MEHREŞ
Heciban Aşireti İç Anadolu’ya göç eyleyeli asırlar
oldu. Sere serpe, delice bir coşku ile yıllar yılı akaduran Kızılırmak'ın
kıyılarına yerleşen, bu aşirete mensup köyler kendilerini geçen zamanla
birlikte; Kesikköprü, Küçükcamili, Büyükcamili, Bektaşlı, Kuyular, Heştiyar ve
diğer isimlerle adlandırdılar. Uzun süreli ikirciklenmelerinin ardından, en
nihayetinde bozkırda yerleşik hayata geçtiler. Bundan sonrasında ise yeni büyük
kayıplara, ağır bedellere ve zayiata mal olacak bir sergüzeşt yolculuğuna
çıkmayı göze alamadılar. Yerleştikleri yeri kısa sürede benimsediler. Yad
ellerde; ellerini uzattıkları komşu Türk köyleri ile sıkı dost oldular.
Aylarca
süren zahmetli sürgünlükleri esnasında, beraberlerinde getirdikleri koyun, keçi
ve büyük baş hayvanları her geçen gün yeni sürüler halinde çoğalttılar. İlkel
araçlarla da olsa bölgedeki uçsuz bucaksız arazilere buğday, arpa, kavun,
karpuz ve mısır ektiler. Doğacak her yeni güne umut olsun diye en çok da bahar
ektiler.

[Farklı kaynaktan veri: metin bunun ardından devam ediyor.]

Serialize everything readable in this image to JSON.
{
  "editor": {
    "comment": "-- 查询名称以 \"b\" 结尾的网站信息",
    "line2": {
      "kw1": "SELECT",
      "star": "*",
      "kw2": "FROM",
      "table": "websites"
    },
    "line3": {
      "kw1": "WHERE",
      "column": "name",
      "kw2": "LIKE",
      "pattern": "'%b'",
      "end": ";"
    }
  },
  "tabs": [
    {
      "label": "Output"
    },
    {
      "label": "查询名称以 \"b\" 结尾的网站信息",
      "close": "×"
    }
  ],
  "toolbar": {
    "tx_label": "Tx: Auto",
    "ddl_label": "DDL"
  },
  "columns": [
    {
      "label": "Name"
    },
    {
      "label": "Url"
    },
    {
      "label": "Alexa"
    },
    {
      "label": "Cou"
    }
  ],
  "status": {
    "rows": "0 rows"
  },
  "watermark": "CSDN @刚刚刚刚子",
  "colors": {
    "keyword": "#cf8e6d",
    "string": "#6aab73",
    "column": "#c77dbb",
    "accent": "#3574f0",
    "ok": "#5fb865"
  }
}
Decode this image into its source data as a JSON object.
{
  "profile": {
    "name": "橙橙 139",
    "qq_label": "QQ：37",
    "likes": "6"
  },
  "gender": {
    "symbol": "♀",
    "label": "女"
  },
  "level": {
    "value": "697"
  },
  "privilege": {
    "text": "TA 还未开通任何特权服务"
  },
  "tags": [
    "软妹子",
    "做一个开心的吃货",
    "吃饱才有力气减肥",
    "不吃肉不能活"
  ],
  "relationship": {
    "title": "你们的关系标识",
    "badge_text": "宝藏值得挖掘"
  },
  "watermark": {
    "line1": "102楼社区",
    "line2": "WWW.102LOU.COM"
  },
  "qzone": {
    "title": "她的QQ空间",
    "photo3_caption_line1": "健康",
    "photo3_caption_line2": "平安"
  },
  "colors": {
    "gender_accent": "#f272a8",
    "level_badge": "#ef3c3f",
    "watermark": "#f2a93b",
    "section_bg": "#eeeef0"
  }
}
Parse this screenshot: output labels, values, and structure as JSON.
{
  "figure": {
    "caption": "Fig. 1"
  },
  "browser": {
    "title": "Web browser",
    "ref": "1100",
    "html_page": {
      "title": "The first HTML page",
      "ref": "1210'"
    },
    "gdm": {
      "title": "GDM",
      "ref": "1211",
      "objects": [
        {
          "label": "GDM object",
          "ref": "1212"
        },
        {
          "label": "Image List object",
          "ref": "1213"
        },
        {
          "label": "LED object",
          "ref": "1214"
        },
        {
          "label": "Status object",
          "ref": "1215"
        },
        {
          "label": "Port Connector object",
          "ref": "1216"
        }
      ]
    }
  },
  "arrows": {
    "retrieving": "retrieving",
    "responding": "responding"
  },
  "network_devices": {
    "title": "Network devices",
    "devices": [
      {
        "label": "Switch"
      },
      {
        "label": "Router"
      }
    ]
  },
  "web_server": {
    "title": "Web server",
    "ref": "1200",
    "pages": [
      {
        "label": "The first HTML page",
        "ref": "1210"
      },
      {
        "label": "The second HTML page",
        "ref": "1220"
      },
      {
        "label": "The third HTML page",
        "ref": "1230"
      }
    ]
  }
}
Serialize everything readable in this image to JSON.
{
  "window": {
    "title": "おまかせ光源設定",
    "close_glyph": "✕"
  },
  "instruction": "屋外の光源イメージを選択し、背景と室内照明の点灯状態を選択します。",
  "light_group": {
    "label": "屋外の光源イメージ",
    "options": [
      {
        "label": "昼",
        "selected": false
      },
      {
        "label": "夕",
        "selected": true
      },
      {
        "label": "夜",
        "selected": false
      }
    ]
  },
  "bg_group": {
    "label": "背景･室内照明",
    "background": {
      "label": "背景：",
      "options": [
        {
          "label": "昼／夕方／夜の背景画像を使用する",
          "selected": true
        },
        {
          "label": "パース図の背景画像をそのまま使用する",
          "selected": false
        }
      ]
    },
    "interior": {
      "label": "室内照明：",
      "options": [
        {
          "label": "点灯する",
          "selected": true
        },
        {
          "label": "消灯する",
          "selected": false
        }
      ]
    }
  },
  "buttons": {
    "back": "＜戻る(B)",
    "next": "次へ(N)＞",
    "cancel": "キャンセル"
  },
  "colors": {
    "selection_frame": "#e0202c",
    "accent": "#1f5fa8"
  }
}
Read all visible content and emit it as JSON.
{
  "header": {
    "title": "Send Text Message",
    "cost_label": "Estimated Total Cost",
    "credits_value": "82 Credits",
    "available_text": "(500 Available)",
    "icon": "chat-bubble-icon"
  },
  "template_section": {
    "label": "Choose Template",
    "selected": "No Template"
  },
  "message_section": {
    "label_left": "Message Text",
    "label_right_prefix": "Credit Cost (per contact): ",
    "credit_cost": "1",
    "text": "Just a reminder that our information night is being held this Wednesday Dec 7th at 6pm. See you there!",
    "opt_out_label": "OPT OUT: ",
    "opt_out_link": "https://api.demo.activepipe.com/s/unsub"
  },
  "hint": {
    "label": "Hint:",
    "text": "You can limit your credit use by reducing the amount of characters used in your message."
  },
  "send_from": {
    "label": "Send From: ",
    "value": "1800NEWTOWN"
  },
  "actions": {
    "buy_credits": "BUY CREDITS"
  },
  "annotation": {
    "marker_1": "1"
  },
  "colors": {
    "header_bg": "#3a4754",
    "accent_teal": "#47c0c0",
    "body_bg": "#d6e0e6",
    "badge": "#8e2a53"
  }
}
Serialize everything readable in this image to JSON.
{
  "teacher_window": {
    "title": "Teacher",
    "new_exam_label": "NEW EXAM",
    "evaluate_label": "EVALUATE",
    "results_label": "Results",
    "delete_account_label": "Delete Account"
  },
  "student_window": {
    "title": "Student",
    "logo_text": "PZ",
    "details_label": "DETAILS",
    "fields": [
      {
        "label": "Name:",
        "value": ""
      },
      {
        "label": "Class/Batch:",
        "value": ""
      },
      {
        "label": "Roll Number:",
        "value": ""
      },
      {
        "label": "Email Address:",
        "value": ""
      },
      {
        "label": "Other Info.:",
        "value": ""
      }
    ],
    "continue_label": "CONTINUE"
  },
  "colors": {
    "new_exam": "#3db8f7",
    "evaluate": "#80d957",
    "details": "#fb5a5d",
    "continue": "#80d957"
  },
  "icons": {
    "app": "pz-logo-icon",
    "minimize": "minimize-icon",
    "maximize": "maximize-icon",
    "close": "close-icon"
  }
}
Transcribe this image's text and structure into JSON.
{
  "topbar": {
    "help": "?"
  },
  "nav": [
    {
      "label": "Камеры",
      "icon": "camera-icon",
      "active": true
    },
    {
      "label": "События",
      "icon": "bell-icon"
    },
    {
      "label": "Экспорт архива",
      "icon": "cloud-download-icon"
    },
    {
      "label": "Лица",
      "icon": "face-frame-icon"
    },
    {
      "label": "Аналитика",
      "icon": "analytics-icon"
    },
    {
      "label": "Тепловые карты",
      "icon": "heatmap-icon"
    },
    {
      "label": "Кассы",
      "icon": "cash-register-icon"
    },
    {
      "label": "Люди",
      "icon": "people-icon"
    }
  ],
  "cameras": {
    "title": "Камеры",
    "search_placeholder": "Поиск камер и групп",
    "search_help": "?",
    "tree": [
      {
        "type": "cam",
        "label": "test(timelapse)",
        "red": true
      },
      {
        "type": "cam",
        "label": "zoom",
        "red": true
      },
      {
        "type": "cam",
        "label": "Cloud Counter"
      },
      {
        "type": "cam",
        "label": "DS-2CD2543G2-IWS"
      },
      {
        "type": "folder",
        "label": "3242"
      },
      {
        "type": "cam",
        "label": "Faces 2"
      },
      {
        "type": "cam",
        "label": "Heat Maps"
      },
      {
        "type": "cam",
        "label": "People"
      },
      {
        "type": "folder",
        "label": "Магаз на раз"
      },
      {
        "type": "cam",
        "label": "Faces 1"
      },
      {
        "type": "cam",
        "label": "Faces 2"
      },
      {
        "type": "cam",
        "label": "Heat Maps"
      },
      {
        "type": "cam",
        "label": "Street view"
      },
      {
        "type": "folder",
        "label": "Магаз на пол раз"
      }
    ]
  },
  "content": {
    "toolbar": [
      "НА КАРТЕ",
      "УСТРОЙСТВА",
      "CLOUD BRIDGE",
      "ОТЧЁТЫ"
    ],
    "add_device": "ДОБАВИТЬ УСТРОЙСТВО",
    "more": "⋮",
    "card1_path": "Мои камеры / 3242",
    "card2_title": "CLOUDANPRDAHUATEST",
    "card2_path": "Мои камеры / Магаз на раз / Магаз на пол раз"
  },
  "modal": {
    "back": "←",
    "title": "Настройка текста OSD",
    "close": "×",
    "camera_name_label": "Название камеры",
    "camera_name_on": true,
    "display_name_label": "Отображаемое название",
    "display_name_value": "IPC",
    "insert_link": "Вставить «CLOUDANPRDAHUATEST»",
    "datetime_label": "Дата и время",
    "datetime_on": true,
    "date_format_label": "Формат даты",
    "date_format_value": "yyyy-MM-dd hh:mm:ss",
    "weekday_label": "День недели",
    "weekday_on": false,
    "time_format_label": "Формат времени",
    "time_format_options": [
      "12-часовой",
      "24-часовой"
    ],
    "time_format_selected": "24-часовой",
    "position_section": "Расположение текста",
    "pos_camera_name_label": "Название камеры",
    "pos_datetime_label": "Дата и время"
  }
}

Kendi aralarında kız alıp vermelerle akrabalıklarını da
arttırdılar. İyi ve kötü günlerinde sarsılmaz destekleri ile yan yana dimdik
durmasını bildiler.
Osmanlı
hükümeti göçe zorladığı Heciban Aşiretinin direnişini zamanla bastırmış olsa da
ancak bölgeyi tamamı ile kontrolü altına almakta zorlandı. Son dönemlerde Kürt
elleri Heciban Köylerinde Mehreş (Karayılan) adlı bir asinin adı çokça duyulur
oldu. Köylüler bu eşkıyaya hayranlık duyuyor, sahip çıkıyor, onu öz evlatları
gibi bağırlarına basıyor, üzerine titriyor ve kolluyorlardı. Öyle bir zaman
geldi ki, Mehreş artık zenginlerin mal varlıklarının bir kısmına zorla el
koyuyor, edindiği ganimeti fakirler arasında paylaşıyordu. Bu hareketi ile
yoksulların gözündeki değeri her gün artıyordu. Hecibanlılar bir efsaneden
bahsediyorlar gibi kendi aralarında, Mehreş'in kahramanlıklarını bire bin
katımla anlatıyorlar ve onu adeta kutsuyorlardı. Onlara göre Mehreş ölümsüzlüğü
olan mübarek bir şahsiyetti. Ne zenginlerin marabalarının ne de müfrezelerin kör
kurşunu onun ölümsüz bedenine alimallah işlemezdi. O okunmuş, büyülü ve
görünmez bir zırha bürülüydü.
İri
kıyım, dünya güzeli, süt beyaz gülüşlü, göynük çehreliydi Mehreş. Püskül püskül
sarkan kaşlarının altındaki gözleri çakmak çakmak ve kartal bakışlıydı. Kumral
burma bıyıkları onu daha da heybetli kılıyordu. Yosun gözlerinden birini
hafifçe kısıp, bir kız güzelliğindeki yavuklusu mavzeri ile gezden-gözden ve
arpacığın silme tepesinden nişan almaya görsün, hareket halindeki her canlıyı
hayli uzağında da olsa yere sereceği gibi, meteliği bile havada vınlatacak kadar
işinin ehliydi. Zorlandığı tek konu; olanca manevra yetisine, cesaretine
rağmen, bulunduğu coğrafyanın çok da engebeli ve dağlık olmaması nedeni ile
pisipisine bozkır düzlüğünde canlarından sorumlu olduğu özverili adamlarının avlanma
kaygısıydı.
Kıvrımlı,
maviş Kızılırmak boyundaki kayalıklarda saklanmak artık mümkün değildi.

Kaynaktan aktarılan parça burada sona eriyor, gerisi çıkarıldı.